Originally Posted by theowne
Yes, that is the question...and what to do from there to find the original equation?

...hmm four equations with four variables...hmm that sounds solvable...hmm...set it up =D haha...
• Apr 10th 2008, 07:46 PM
theowne
Set what up? What four equations? The only equations I can see involved are the function, derivative and second derivative. I am attempting to learn this material, it'd be more helpful to see an example to learn from.
• Apr 10th 2008, 08:05 PM
Mathstud28
Ok
Quote:

Originally Posted by theowne
Set what up? What four equations? The only equations I can see involved are the function, derivative and second derivative. I am attempting to learn this material, it'd be more helpful to see an example to learn from.

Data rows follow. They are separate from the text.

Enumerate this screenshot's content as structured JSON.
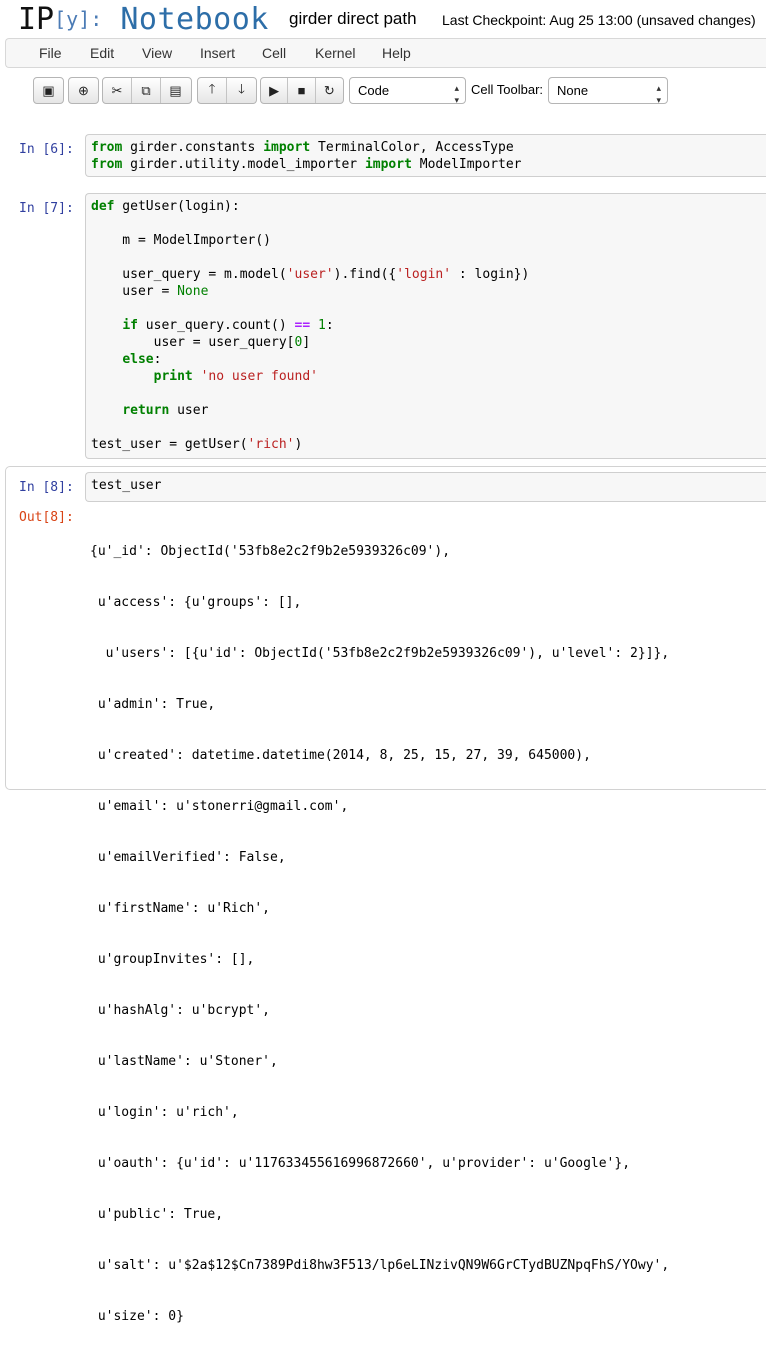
{
  "header": {
    "logo_prefix": "IP",
    "logo_bracket": "[y]:",
    "logo_word": "Notebook",
    "notebook_name": "girder direct path",
    "checkpoint": "Last Checkpoint: Aug 25 13:00 (unsaved changes)"
  },
  "menubar": {
    "items": [
      "File",
      "Edit",
      "View",
      "Insert",
      "Cell",
      "Kernel",
      "Help"
    ]
  },
  "toolbar": {
    "buttons": [
      {
        "name": "save-button",
        "icon": "floppy-icon",
        "glyph": "▣"
      },
      {
        "name": "insert-cell-button",
        "icon": "plus-circle-icon",
        "glyph": "⊕"
      },
      {
        "name": "cut-button",
        "icon": "scissors-icon",
        "glyph": "✂"
      },
      {
        "name": "copy-button",
        "icon": "copy-icon",
        "glyph": "⧉"
      },
      {
        "name": "paste-button",
        "icon": "clipboard-icon",
        "glyph": "▤"
      },
      {
        "name": "move-up-button",
        "icon": "arrow-up-icon",
        "glyph": "🡑"
      },
      {
        "name": "move-down-button",
        "icon": "arrow-down-icon",
        "glyph": "🡓"
      },
      {
        "name": "run-button",
        "icon": "play-icon",
        "glyph": "▶"
      },
      {
        "name": "interrupt-button",
        "icon": "stop-icon",
        "glyph": "■"
      },
      {
        "name": "restart-button",
        "icon": "refresh-icon",
        "glyph": "↻"
      }
    ],
    "cell_type_value": "Code",
    "cell_toolbar_label": "Cell Toolbar:",
    "cell_toolbar_value": "None"
  },
  "cells": {
    "c6": {
      "prompt": "In [6]:",
      "lines": [
        "from girder.constants import TerminalColor, AccessType",
        "from girder.utility.model_importer import ModelImporter"
      ]
    },
    "c7": {
      "prompt": "In [7]:",
      "lines": [
        "def getUser(login):",
        "",
        "    m = ModelImporter()",
        "",
        "    user_query = m.model('user').find({'login' : login})",
        "    user = None",
        "",
        "    if user_query.count() == 1:",
        "        user = user_query[0]",
        "    else:",
        "        print 'no user found'",
        "",
        "    return user",
        "",
        "test_user = getUser('rich')"
      ]
    },
    "c8": {
      "prompt": "In [8]:",
      "code": "test_user",
      "out_prompt": "Out[8]:",
      "output": [
        "{u'_id': ObjectId('53fb8e2c2f9b2e5939326c09'),",
        " u'access': {u'groups': [],",
        "  u'users': [{u'id': ObjectId('53fb8e2c2f9b2e5939326c09'), u'level': 2}]},",
        " u'admin': True,",
        " u'created': datetime.datetime(2014, 8, 25, 15, 27, 39, 645000),",
        " u'email': u'stonerri@gmail.com',",
        " u'emailVerified': False,",
        " u'firstName': u'Rich',",
        " u'groupInvites': [],",
        " u'hashAlg': u'bcrypt',",
        " u'lastName': u'Stoner',",
        " u'login': u'rich',",
        " u'oauth': {u'id': u'117633455616996872660', u'provider': u'Google'},",
        " u'public': True,",
        " u'salt': u'$2a$12$Cn7389Pdi8hw3F513/lp6eLINzivQN9W6GrCTydBUZNpqFhS/YOwy',",
        " u'size': 0}"
      ]
    }
  }
}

$f'(x)=3ax^2+2bx+c$...we know that $f'(0)=0$...therfore $0=3a0^2+2b0+c,c=0$...now you also know that $f'(2)=0$...so $0=3ax^2+2bx$...now that you get the jist..set up your other equations and solve for the coefficents
• Apr 10th 2008, 09:35 PM
TheEmptySet
Quote:

Originally Posted by theowne
Find values of a,b,c and d such that g(x) = ax^3+bx^2+cx+d has a local maximum of (2,4) and a local minimum at (0,0).

How do I do this?

$f(x)=ax^3+bx^2+cx+d \mbox{ and } f'(x)=3ax^2+2bx+c$

With the above info we get

using the point (0,0)

$f(0)=0=a(0)^3+b(0)^2+c(0)+d \iff d=0$

$f'(0)=0=3a(0)^2+2b(0)+c \iff c=0$

since we know that c=d=0 we get

$f(x)=ax^3+bx^2 \mbox{ and } f'(x)=3ax^2+2bx$

using the point (2,4)

$f(2)=4=a(2)^3+b(2)^2 \iff 4=8a+4b$

$f'(2)=0=3a(2)^2+2b(2) \iff 0=12a+4b \iff b=-3a$

solving this system by substition (or elimination)

$4 =8a+4(-3a) \iff 4 =-4a \iff a=-1$

so then b=3

Finally we get

$f(x)=-x^3+3x^2$